Le tribunal administratif de Grenoble décidera ce lundi 19 octobre de l'avenir des bouquetins du Bargy (Haute-Savoie), menacés d'abattage afin d'éradiquer une épidémie de brucellose qui menace les vaches laitières du massif et la filière reblochon.
Quelque 70 bouquetins ont déjà été tués début octobre en vertu d'un arrêté préfectoral en date du 16 septembre. Saisi par des associations de défense de l'environnement, le tribunal devra décider lundi à 10H30 si l'abattage massif de cette espèce protégée depuis 1981 doit se poursuivre.
Sur environ 300 bouquetins recensés dans le Bargy (dont 40 % atteints de brucellose), seul un « noyau sain » de 75 bêtes doit être épargné, selon les plans de la préfecture. Cet abattage massif est voué à éviter une transmission de la brucellose aux élevages bovins, comme ce fut le cas en avril 2012. A l'époque, un cheptel laitier de la commune du Grand Bornand avait dû être euthanasié et deux autres placés en soixantaine. Des reblochons vendus dans toute la France avaient été détruits.
Des pertes économiques pour les exploitations
« Certaines exploitations avaient perdu 70.000 euros », rappelle Bernard Mogenet, président de la FDSEA des Savoie, des éleveurs étant contraints d'arrêter la fabrication de lait cru et de détruire des fromages déjà fabriqués. Or, le massif du Bargy ne compte pas moins de 62 élevages bovins laitiers. « On fait courir un risque à toute l'agriculture de montagne. La filière reblochon est en première ligne mais tous les fromages savoyards sont au lait cru », souligne M. Mogenet.
Après la découverte du foyer de brucellose chez les bouquetins du Bargy, plusieurs campagnes d'abattage tuant plus de 300 bêtes ont été lancées, sans éradiquer la maladie. L'abattage ciblé des seuls bouquetins malades après dépistage, décidé en 2014, « prenait du temps et était dangereux », souligne Georges-François Leclerc, préfet de la Haute-Savoie. « On risquait de courir éternellement après la maladie ». Sur un terrain escarpé, il est en effet beaucoup moins risqué d'abattre un animal à 250 mètres de distance, que de le capturer par téléanesthésie, ce qui nécessite d'être à moins de 25 mètres.

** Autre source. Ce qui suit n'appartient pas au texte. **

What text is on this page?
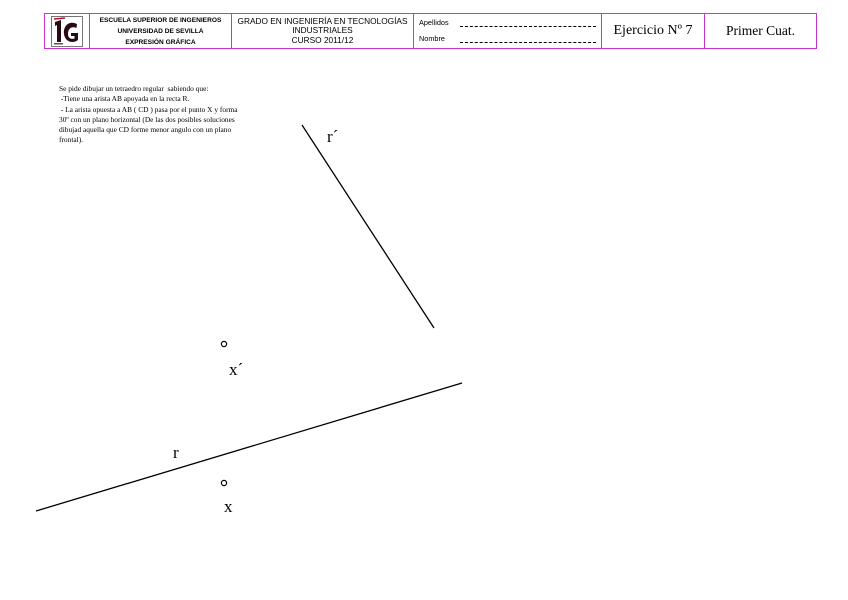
ESCUELA SUPERIOR DE INGENIEROS
UNIVERSIDAD DE SEVILLA
EXPRESIÓN GRÁFICA
GRADO EN INGENIERÍA EN TECNOLOGÍAS
INDUSTRIALES
CURSO 2011/12
Apellidos
Nombre
Ejercicio Nº 7	Primer Cuat.
Se pide dibujar un tetraedro regular  sabiendo que:
-Tiene una arista AB apoyada en la recta R.
- La arista opuesta a AB ( CD ) pasa por el punto X y forma
30º con un plano horizontal (De las dos posibles soluciones
dibujad aquella que CD forme menor angulo con un plano
frontal).	r´
x´
r
x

Pour justifier son choix de l'abattage massif, le préfet n'hésite pas à affirmer que le statut « indemne de brucellose », acquis par la France en 2005, est menacé. Si ce statut était perdu, « il faudra faire un test sur la moindre vache exportée », souligne-t-il, en assurant qu'il n'est « pas seulement le préfet qui défend le reblochon ».
L'Anses estime le risque « quasi nul »
Pourtant, les contaminations de 2012 (il y avait aussi eu un cas dans le Nord-Pas-de-Calais), vite maîtrisées, n'avaient pas remis en cause ce statut, note l'Anses (Agence nationale de sécurité sanitaire) dans un rapport publié en juillet. Dans ce document, l'agence souligne en outre que « le risque actuel de transmission de la brucellose aux cheptels domestiques est estimé, par les experts, comme quasi nul à minime ». Quant au risque de transmission à l'homme, il est « quasi nul », en tout cas « très inférieur » au risque lié à la brucellose importée (80 % des cas en France chaque année).
Les experts estiment en outre impossible de parvenir à un abattage total des bouquetins et suggèrent une combinaison de mesures sur au moins cinq ans pour éviter la propagation de la maladie aux autres massifs : vaccination, euthanasie sélective, surveillance, etc...
« On demande à ce que les avis des experts soient suivis pour revenir à une approche raisonnée. Actuellement, le gouvernement agit en fonction de la pression qui s'exerce, de la capacité de nuisance de chacun », souligne Jean-Pierre Crouzat, porte-parole de la Frapna (Fédération Rhône-Alpes de protection de la nature). « Les fabricants de fromage veulent se débarrasser de la brucellose et on le comprend. Mais le risque est grossi : c'est une épée de Damoclès petite et lointaine », ajoute-t-il.